RBI’s Dollar Sales & Rupee Pressure: What’s Happening?
In August 2025, the Reserve Bank of India (RBI) sold around USD 7.6 billion in the spot forex market to support the rupee, which was facing depreciation pressure. At the same time, the rupee’s Real Effective Exchange Rate (REER) slipped to about 97.6, indicating undervaluation and improved export competitiveness.
Revision one-liner: RBI sold USD 7.6 billion in August 2025 to curb rupee depreciation.
Understanding the Key Concepts
What is REER (Real Effective Exchange Rate)?
The REER is a weighted index that adjusts the nominal exchange rate for inflation differences with trading partners. A value below 100 generally means the currency is undervalued compared to its base year.

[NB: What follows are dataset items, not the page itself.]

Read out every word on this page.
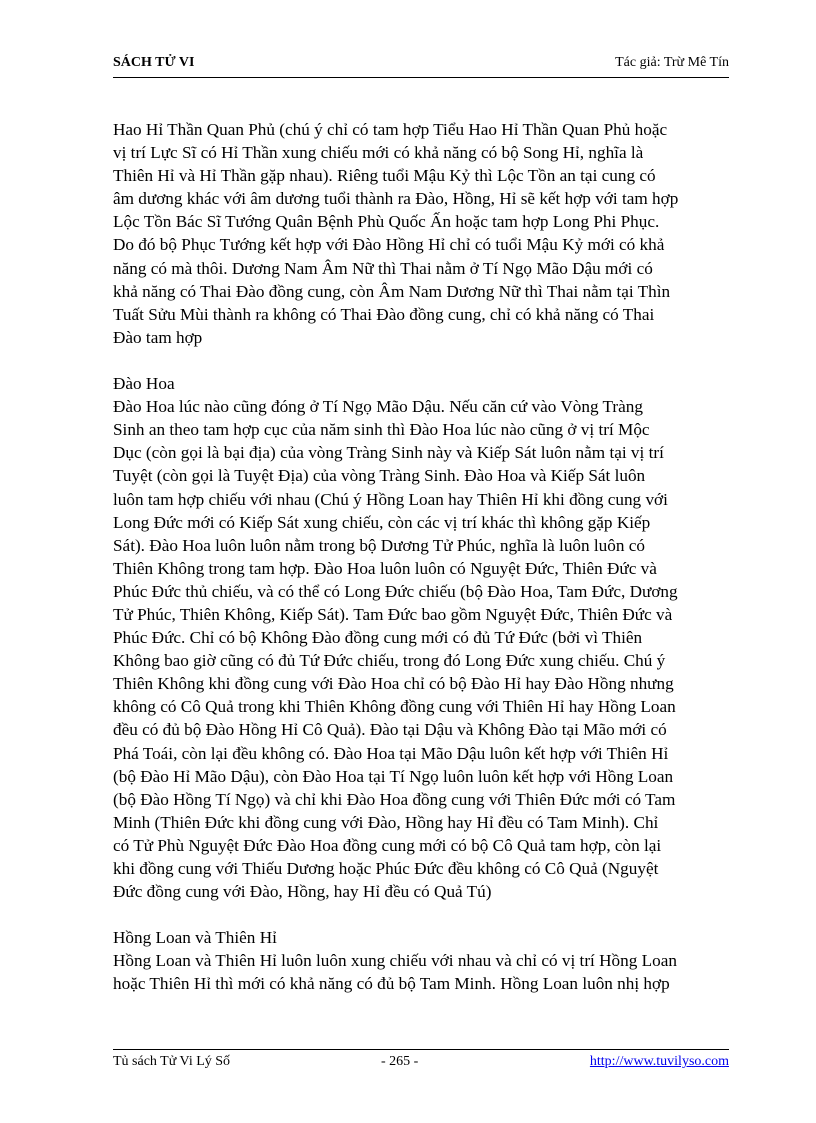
SÁCH TỬ VI	Tác giả: Trừ Mê Tín
Hao Hỉ Thần Quan Phủ (chú ý chỉ có tam hợp Tiểu Hao Hỉ Thần Quan Phủ hoặc
vị trí Lực Sĩ có Hỉ Thần xung chiếu mới có khả năng có bộ Song Hỉ, nghĩa là
Thiên Hỉ và Hỉ Thần gặp nhau). Riêng tuổi Mậu Kỷ thì Lộc Tồn an tại cung có
âm dương khác với âm dương tuổi thành ra Đào, Hồng, Hỉ sẽ kết hợp với tam hợp
Lộc Tồn Bác Sĩ Tướng Quân Bệnh Phù Quốc Ấn hoặc tam hợp Long Phi Phục.
Do đó bộ Phục Tướng kết hợp với Đào Hồng Hỉ chỉ có tuổi Mậu Kỷ mới có khả
năng có mà thôi. Dương Nam Âm Nữ thì Thai nằm ở Tí Ngọ Mão Dậu mới có
khả năng có Thai Đào đồng cung, còn Âm Nam Dương Nữ thì Thai nằm tại Thìn
Tuất Sửu Mùi thành ra không có Thai Đào đồng cung, chỉ có khả năng có Thai
Đào tam hợp
Đào Hoa
Đào Hoa lúc nào cũng đóng ở Tí Ngọ Mão Dậu. Nếu căn cứ vào Vòng Tràng
Sinh an theo tam hợp cục của năm sinh thì Đào Hoa lúc nào cũng ở vị trí Mộc
Dục (còn gọi là bại địa) của vòng Tràng Sinh này và Kiếp Sát luôn nằm tại vị trí
Tuyệt (còn gọi là Tuyệt Địa) của vòng Tràng Sinh. Đào Hoa và Kiếp Sát luôn
luôn tam hợp chiếu với nhau (Chú ý Hồng Loan hay Thiên Hỉ khi đồng cung với
Long Đức mới có Kiếp Sát xung chiếu, còn các vị trí khác thì không gặp Kiếp
Sát). Đào Hoa luôn luôn nằm trong bộ Dương Tử Phúc, nghĩa là luôn luôn có
Thiên Không trong tam hợp. Đào Hoa luôn luôn có Nguyệt Đức, Thiên Đức và
Phúc Đức thủ chiếu, và có thể có Long Đức chiếu (bộ Đào Hoa, Tam Đức, Dương
Tử Phúc, Thiên Không, Kiếp Sát). Tam Đức bao gồm Nguyệt Đức, Thiên Đức và
Phúc Đức. Chỉ có bộ Không Đào đồng cung mới có đủ Tứ Đức (bởi vì Thiên
Không bao giờ cũng có đủ Tứ Đức chiếu, trong đó Long Đức xung chiếu. Chú ý
Thiên Không khi đồng cung với Đào Hoa chỉ có bộ Đào Hỉ hay Đào Hồng nhưng
không có Cô Quả trong khi Thiên Không đồng cung với Thiên Hỉ hay Hồng Loan
đều có đủ bộ Đào Hồng Hỉ Cô Quả). Đào tại Dậu và Không Đào tại Mão mới có
Phá Toái, còn lại đều không có. Đào Hoa tại Mão Dậu luôn kết hợp với Thiên Hỉ
(bộ Đào Hỉ Mão Dậu), còn Đào Hoa tại Tí Ngọ luôn luôn kết hợp với Hồng Loan
(bộ Đào Hồng Tí Ngọ) và chỉ khi Đào Hoa đồng cung với Thiên Đức mới có Tam
Minh (Thiên Đức khi đồng cung với Đào, Hồng hay Hỉ đều có Tam Minh). Chỉ
có Tử Phù Nguyệt Đức Đào Hoa đồng cung mới có bộ Cô Quả tam hợp, còn lại
khi đồng cung với Thiếu Dương hoặc Phúc Đức đều không có Cô Quả (Nguyệt
Đức đồng cung với Đào, Hồng, hay Hỉ đều có Quả Tú)
Hồng Loan và Thiên Hỉ
Hồng Loan và Thiên Hỉ luôn luôn xung chiếu với nhau và chỉ có vị trí Hồng Loan
hoặc Thiên Hỉ thì mới có khả năng có đủ bộ Tam Minh. Hồng Loan luôn nhị hợp
Tủ sách Tử Vi Lý Số	- 265 -	http://www.tuvilyso.com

Revision one-liner: REER below 100 signals a relatively undervalued currency.
Why Does RBI Sell Dollars?
The RBI sells dollars to:
- Prevent excessive volatility in the rupee’s value.
- Reduce sharp depreciation that could increase inflation via costly imports.

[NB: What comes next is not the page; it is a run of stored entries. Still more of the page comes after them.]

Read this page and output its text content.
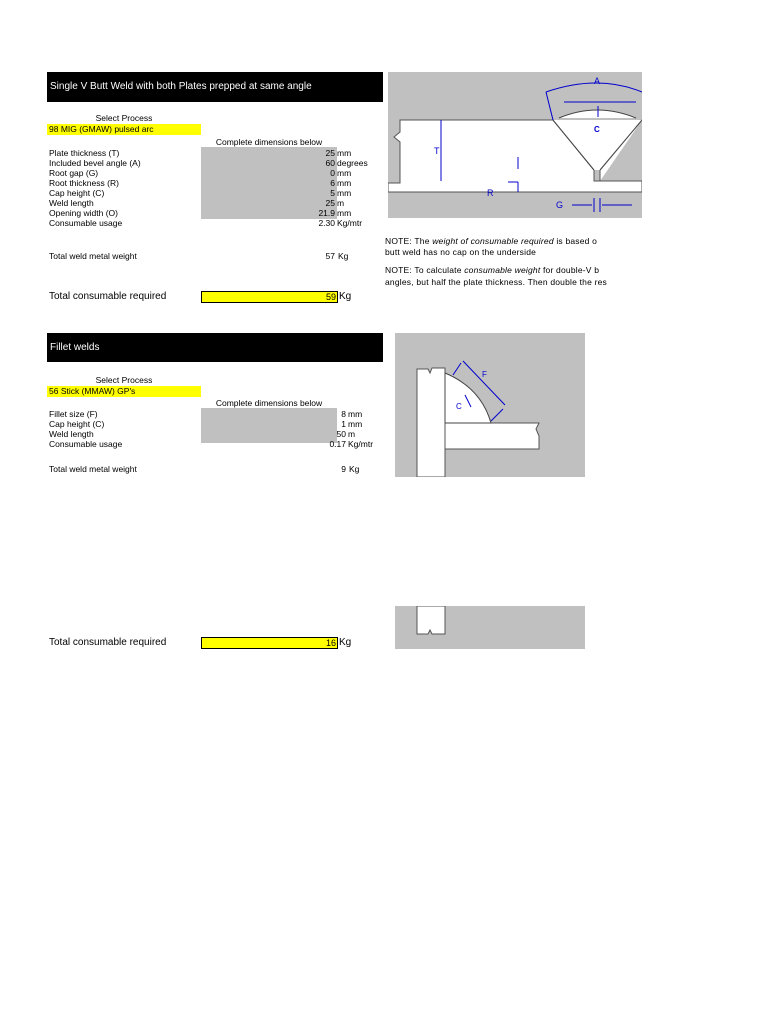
Single V Butt Weld with both Plates prepped at same angle
Select Process
98 MIG (GMAW) pulsed arc
Complete dimensions below
Plate thickness (T)	25 mm
Included bevel angle (A)	60 degrees
Root gap (G)	0 mm
Root thickness (R)	6 mm
Cap height (C)	5 mm
Weld length	25 m
Opening width (O)	21.9 mm
Consumable usage	2.30 Kg/mtr
Total weld metal weight	57 Kg
Total consumable required	59 Kg
T
R
G
A
C
NOTE: The weight of consumable required is based o
butt weld has no cap on the underside
NOTE: To calculate consumable weight for double-V b
angles, but half the plate thickness. Then double the res
Fillet welds
Select Process
56 Stick (MMAW) GP's
Complete dimensions below
Fillet size (F)	8 mm
Cap height (C)	1 mm
Weld length	50 m
Consumable usage	0.17 Kg/mtr
Total weld metal weight	9 Kg
Total consumable required	16 Kg
F
C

- Maintain market stability rather than target a fixed exchange rate.
Revision one-liner: RBI sells dollars to stabilise the rupee and control volatility.

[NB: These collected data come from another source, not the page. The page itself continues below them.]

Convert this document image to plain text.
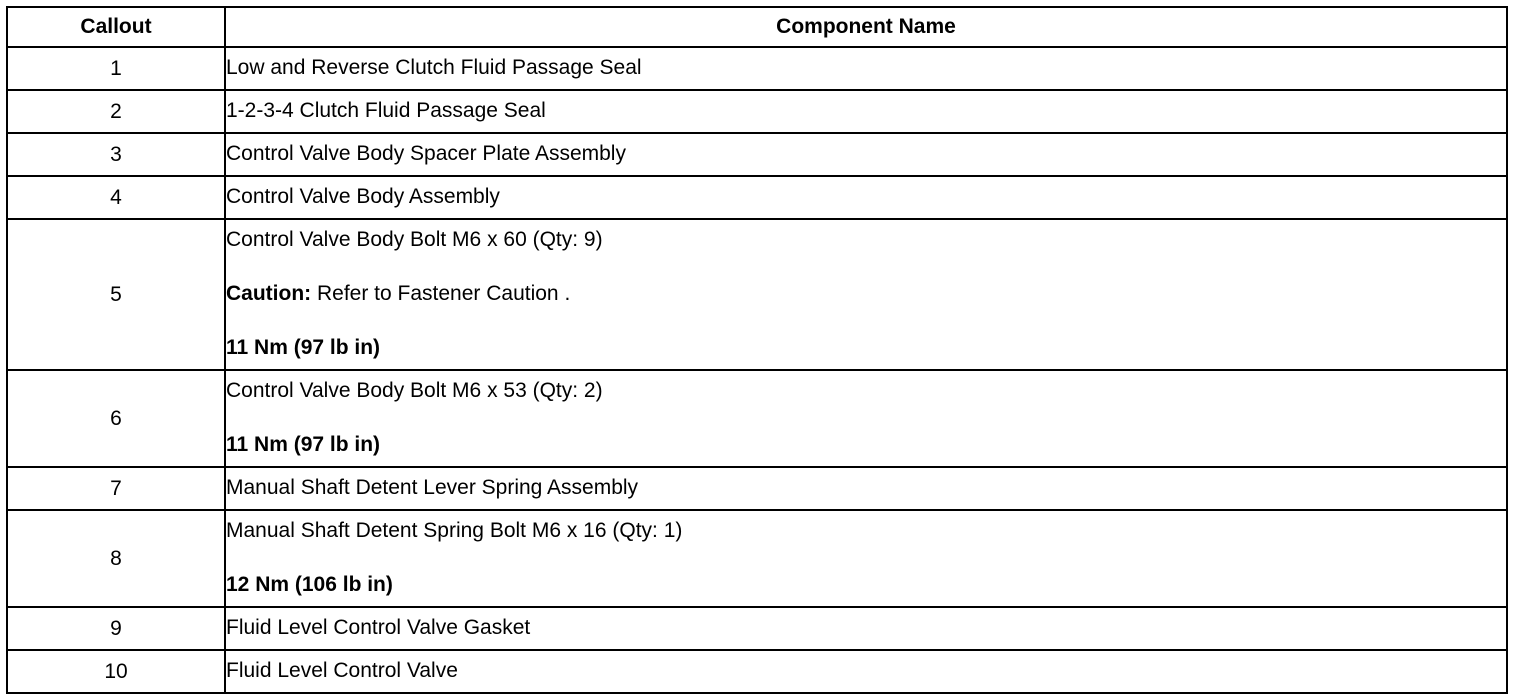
Callout	Component Name
1	Low and Reverse Clutch Fluid Passage Seal

2	1-2-3-4 Clutch Fluid Passage Seal

3	Control Valve Body Spacer Plate Assembly

4	Control Valve Body Assembly

5	Control Valve Body Bolt M6 x 60 (Qty: 9)
Caution: Refer to Fastener Caution .
11 Nm (97 lb in)

6	Control Valve Body Bolt M6 x 53 (Qty: 2)
11 Nm (97 lb in)

7	Manual Shaft Detent Lever Spring Assembly

8	Manual Shaft Detent Spring Bolt M6 x 16 (Qty: 1)
12 Nm (106 lb in)

9	Fluid Level Control Valve Gasket

10	Fluid Level Control Valve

Implications of RBI’s Intervention
For Exports and Imports
An undervalued rupee makes Indian exports more competitive but increases the cost of imports, especially crude oil, which can push inflation higher.
Revision one-liner: A weaker rupee helps exports but raises import costs and inflation.
For Forex Reserves
Heavy dollar sales reduce RBI’s forex reserves if sustained. This can cause concerns over long-term reserve adequacy and investor sentiment.
Revision one-liner: Large interventions can strain forex reserves and market confidence.
For Monetary Policy
A volatile rupee complicates inflation management and external debt repayment, making RBI’s task of ensuring macroeconomic stability more challenging.
Revision one-liner: Exchange-rate swings complicate inflation and debt management.
Factors Driving Rupee Pressure
- Rising import demand increasing dollar outflows.
- Capital outflows due to global uncertainties.
- Inflation differentials with trading partners influencing REER.
Revision one-liner: Import demand, capital outflows, and inflation drive rupee weakness.
Why It Matters for Exams
This case study highlights:
- RBI’s role in forex intervention and exchange rate stability.
- The importance of REER and NEER in external sector analysis.
- Links between currency, inflation, trade competitiveness, and reserves.
Revision one-liner: RBI’s forex moves connect currency policy with inflation and trade.
Exam-Relevant Summary (Pointers)
- RBI sold USD 7.6 billion in August 2025 to defend the rupee.
- Rupee’s REER slipped to 97.6, showing undervaluation.
- A cheaper rupee boosts exports but raises import and inflation risks.
- Continuous interventions could drain forex reserves.
- Exchange rate management is tied to inflation control and economic stability.
- Key topics: RBI intervention, forex reserves, REER/NEER, trade competitiveness.